Adults who take this test should not eat or drink for 4 hours prior to appointment. Levels of bilirubin in the blood is typically between .20 mg/dL to 1.5 mg/dL, anything that is significantly higher than these amounts should require a physician’s attention
Adults who have signs of jaundice that may denote a more severe health problem may be more fully examined with the aid of ultrasound techniques, CT and MRI scans, or an endoscopic retrograde cholangiopancreatography. These scans are used to examine organs, such as the liver, and determine any malfunction.
The scans can also be used to uncover any blockages near the liver that are preventing excess bilirubin from exiting the body.

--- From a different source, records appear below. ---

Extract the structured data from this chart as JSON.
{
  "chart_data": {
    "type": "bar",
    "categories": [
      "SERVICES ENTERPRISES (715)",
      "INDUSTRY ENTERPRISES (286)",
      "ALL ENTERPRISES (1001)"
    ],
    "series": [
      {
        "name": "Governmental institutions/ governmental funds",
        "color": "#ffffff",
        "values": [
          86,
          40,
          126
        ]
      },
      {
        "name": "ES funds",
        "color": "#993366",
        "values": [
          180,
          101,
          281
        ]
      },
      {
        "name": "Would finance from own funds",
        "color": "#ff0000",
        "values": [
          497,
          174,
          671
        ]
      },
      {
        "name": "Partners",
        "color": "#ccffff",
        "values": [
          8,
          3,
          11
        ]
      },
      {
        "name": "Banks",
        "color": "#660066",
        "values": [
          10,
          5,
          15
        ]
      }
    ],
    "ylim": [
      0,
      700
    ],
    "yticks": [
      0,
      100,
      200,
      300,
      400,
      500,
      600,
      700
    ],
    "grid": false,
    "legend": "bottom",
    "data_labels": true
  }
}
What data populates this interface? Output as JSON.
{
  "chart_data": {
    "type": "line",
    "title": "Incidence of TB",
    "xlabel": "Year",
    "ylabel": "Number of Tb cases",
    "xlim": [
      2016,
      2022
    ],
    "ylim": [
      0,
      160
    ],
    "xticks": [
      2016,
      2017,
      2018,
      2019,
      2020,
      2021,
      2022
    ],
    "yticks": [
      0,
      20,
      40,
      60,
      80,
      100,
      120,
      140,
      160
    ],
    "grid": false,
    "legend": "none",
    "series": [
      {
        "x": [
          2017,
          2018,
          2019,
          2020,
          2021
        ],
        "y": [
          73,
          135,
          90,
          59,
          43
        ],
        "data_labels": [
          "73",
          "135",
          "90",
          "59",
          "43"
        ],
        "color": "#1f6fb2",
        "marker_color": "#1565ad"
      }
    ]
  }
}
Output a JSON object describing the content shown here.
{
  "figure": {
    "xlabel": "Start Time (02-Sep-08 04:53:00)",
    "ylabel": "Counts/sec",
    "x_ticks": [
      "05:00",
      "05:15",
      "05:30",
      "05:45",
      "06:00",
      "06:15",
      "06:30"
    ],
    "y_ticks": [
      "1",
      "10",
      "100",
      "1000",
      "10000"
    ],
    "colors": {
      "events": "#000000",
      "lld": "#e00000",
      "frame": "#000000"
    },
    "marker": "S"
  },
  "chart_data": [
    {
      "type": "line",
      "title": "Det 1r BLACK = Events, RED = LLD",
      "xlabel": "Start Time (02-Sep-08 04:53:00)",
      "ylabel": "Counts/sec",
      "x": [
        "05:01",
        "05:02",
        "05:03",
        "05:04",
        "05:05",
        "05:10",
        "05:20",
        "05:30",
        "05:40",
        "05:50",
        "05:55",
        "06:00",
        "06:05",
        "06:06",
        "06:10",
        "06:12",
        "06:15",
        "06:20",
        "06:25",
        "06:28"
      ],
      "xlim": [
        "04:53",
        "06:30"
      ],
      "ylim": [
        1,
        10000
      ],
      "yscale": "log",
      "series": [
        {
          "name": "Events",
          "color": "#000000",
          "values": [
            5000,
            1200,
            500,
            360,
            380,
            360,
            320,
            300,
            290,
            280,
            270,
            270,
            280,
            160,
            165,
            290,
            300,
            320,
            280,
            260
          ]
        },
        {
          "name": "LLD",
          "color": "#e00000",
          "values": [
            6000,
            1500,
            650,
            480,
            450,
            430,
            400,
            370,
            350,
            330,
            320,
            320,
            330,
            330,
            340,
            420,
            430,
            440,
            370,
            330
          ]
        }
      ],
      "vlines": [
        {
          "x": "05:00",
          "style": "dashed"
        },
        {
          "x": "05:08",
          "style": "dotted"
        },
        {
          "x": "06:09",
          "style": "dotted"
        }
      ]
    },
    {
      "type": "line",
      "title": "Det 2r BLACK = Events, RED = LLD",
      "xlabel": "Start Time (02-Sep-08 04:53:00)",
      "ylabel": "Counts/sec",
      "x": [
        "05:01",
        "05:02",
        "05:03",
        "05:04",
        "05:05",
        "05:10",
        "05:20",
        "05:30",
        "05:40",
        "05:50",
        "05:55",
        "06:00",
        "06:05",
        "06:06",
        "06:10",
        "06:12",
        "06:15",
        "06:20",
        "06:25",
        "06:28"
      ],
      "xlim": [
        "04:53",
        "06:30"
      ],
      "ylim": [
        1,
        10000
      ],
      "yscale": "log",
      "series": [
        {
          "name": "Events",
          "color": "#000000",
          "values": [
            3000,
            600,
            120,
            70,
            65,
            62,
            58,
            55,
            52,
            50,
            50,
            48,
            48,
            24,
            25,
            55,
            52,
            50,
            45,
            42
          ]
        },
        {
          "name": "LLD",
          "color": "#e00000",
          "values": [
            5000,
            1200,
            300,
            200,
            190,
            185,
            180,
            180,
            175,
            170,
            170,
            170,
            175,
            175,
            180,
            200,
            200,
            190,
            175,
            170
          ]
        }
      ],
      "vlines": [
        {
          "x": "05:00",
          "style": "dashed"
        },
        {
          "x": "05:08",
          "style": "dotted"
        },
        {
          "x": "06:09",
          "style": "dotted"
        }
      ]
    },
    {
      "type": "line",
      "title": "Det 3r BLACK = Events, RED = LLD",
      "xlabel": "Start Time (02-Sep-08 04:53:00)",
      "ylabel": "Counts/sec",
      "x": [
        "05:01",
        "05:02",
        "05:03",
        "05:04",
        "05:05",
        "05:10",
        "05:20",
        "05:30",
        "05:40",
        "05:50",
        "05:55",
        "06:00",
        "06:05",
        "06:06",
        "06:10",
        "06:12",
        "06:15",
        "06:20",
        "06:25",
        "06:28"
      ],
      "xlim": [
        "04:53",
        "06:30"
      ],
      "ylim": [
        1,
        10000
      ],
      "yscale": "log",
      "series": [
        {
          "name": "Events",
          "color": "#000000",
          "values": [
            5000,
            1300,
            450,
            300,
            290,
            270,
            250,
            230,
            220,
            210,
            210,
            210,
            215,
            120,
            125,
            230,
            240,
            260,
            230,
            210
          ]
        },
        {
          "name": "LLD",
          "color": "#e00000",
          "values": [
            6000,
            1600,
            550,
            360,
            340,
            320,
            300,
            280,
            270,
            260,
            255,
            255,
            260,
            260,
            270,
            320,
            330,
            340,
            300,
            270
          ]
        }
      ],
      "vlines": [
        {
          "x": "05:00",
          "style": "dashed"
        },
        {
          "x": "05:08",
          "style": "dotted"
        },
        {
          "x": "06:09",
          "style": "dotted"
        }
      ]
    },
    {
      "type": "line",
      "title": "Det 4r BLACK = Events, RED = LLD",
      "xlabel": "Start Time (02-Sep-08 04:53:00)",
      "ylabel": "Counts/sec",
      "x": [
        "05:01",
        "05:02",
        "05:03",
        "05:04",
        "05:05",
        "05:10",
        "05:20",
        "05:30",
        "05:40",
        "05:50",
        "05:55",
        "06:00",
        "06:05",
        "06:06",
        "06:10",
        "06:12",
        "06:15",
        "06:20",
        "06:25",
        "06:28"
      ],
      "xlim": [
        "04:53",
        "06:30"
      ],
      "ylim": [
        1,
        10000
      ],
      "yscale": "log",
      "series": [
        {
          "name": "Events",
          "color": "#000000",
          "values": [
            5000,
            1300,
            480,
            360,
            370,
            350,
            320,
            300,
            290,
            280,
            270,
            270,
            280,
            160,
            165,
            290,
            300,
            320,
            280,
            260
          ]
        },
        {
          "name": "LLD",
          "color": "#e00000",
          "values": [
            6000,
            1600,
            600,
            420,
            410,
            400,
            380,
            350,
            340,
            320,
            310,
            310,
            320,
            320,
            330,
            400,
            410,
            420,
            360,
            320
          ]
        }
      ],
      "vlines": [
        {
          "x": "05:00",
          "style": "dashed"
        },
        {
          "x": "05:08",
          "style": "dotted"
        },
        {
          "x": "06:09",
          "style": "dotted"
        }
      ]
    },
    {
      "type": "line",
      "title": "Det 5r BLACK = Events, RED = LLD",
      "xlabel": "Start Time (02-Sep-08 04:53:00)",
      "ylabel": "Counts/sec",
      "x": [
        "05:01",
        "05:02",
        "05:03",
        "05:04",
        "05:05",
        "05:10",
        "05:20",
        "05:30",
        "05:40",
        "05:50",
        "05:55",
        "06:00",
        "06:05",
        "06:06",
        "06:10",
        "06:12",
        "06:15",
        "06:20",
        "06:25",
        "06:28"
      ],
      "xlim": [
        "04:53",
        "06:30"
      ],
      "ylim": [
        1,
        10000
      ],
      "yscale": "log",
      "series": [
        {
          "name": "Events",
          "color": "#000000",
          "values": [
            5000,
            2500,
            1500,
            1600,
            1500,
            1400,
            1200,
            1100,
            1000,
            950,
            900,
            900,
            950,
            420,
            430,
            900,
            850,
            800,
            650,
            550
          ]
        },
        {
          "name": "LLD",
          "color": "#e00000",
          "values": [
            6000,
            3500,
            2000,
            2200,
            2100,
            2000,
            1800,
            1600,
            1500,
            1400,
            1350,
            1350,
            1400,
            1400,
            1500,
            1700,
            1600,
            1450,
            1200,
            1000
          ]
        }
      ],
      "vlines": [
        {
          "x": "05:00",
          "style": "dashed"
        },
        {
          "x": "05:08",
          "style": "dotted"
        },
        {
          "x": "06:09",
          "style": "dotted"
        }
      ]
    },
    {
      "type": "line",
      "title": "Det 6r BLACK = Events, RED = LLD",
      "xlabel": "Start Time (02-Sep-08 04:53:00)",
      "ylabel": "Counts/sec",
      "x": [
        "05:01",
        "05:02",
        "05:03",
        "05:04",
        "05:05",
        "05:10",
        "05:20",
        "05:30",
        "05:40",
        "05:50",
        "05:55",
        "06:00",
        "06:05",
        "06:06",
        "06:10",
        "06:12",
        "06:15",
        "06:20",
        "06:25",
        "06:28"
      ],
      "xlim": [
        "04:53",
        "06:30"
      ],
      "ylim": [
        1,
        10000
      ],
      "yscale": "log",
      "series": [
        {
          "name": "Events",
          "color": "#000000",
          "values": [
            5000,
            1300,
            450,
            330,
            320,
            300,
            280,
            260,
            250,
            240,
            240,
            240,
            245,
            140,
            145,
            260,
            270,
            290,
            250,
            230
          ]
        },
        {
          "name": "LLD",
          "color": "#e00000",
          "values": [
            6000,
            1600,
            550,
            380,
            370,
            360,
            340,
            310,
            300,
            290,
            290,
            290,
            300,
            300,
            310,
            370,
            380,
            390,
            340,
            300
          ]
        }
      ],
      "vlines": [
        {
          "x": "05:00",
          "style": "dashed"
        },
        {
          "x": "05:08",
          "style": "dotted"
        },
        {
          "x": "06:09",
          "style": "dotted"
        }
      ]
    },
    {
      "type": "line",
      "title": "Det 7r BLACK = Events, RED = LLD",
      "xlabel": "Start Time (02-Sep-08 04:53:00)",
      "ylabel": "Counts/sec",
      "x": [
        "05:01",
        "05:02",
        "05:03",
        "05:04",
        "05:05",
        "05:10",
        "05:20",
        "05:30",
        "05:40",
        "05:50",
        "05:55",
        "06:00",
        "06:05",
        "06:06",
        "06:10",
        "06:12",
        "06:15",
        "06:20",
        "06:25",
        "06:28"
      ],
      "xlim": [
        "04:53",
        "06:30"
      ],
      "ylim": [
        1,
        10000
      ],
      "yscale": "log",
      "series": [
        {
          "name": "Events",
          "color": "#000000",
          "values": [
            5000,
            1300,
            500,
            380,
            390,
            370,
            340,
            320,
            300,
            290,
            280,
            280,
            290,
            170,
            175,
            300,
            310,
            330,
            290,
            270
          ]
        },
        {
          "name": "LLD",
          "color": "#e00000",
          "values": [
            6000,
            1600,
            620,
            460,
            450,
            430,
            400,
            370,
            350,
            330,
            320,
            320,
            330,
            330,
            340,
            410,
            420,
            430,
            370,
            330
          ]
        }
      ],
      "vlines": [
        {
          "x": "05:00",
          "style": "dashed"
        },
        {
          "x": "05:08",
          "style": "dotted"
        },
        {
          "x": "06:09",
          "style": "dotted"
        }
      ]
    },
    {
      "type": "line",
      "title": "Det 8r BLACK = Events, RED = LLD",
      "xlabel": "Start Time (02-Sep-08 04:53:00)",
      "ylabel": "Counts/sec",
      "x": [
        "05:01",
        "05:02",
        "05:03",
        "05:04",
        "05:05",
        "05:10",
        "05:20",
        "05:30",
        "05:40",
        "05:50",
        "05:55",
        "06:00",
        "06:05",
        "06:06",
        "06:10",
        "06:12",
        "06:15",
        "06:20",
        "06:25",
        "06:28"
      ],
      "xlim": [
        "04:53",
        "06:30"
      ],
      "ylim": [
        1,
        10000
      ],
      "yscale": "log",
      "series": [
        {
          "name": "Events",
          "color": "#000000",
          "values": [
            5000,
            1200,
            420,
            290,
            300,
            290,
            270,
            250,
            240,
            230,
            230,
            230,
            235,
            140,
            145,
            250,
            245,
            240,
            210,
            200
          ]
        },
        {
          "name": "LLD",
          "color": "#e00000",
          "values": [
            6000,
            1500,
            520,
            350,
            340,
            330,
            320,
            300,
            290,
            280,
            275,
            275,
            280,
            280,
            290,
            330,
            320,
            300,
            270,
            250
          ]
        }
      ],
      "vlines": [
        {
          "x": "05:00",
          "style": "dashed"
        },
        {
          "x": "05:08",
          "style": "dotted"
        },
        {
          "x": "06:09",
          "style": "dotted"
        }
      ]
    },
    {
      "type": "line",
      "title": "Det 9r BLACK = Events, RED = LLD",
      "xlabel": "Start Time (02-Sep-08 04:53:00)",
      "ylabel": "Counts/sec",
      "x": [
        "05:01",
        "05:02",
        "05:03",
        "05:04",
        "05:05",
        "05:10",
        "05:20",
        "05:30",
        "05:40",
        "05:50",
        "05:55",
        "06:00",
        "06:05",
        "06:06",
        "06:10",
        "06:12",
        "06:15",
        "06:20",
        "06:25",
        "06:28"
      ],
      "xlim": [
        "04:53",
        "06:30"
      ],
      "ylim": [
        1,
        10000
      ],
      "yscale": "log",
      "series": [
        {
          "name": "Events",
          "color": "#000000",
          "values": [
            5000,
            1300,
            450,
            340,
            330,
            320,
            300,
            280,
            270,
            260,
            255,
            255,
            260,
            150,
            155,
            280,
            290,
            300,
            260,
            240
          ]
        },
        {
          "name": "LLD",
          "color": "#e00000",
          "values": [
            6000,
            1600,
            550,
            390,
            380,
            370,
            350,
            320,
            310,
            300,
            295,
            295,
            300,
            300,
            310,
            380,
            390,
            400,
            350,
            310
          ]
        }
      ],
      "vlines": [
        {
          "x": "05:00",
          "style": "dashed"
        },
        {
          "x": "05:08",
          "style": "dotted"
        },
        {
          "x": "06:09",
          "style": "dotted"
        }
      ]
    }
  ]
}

A liver biopsy, in which a small piece of liver tissue is extracted and examined, may also be used in order to determine if the liver is not performing its proper function.
Herbal And Home Remedies Commonly Used To Treat Jaundice
Several herbs have been used for hundreds of years to help buildup a strong liver. These herbs can also help fight against jaundice, but should be used accompanied by medical care and not by themselves. Some commonly used herbs include:
- Bitter Luffa
- Radish Leaves
- Snake Gourd Leaves
- Pigeon Pea Leaves
- Sugarcane Juice
- Lemon Juice
- Barley Water
- Jaundice Berry (also known as Berberis vultaris)
Most of these herbs can be found at a local Herbologist’s or Naturalist’s office, and some can be found at general nutrition centers and department stores.
Proper home care of jaundice is best provided by receiving adequate physical rest. Recovery is dependent upon the liver being able to handle the amount of bilirubin from destroyed blood cells. Blood cells are destroyed less when a person is sleeping or resting than when they are physically active. Patients should drink plenty of juice of all kinds throughout the day and be on a light carbohydrate diet..
Pharmaceutical Treatments Of Jaundice
Infants who have severe jaundice will often be recommended to use phototherapy. Phototherapy is the use of light waves to eliminate excess bilirubin in your baby’s blood. The skin and blood will absorb certain light waves and can use the energy of the light to change the bilirubin into more useful products that their body can either use or pass through their digestive system. Phototherapy is relatively inexpensive and special “biliblankets” can be used at home in order to avoid excess hospital bills. Phototherapy can often cause frequent or loose bowel movements, but this is normal. If these bowel movements persist for an extended period of time following the treatment of jaundice you should contact a physician.
Because jaundice in adults is usually related to some other disorder or disease, physicians will typically not prescribe antibiotics or other medications unless they are used to cure the related disorder.
Surgical Treatments For Jaundice
Gall stones can often be the cause of jaundice in adults. In this case, a surgeon may opt to remove the gallstone and remove any excess bile from the patient. Blood transfusions can be performed on infants and adults who experience sever jaundice. Aside from these cases, surgery is not necessary in the treatment of jaundice. In the case of a sever liver problem that is also accompanied by jaundice, the patient may be required to have a liver transplant.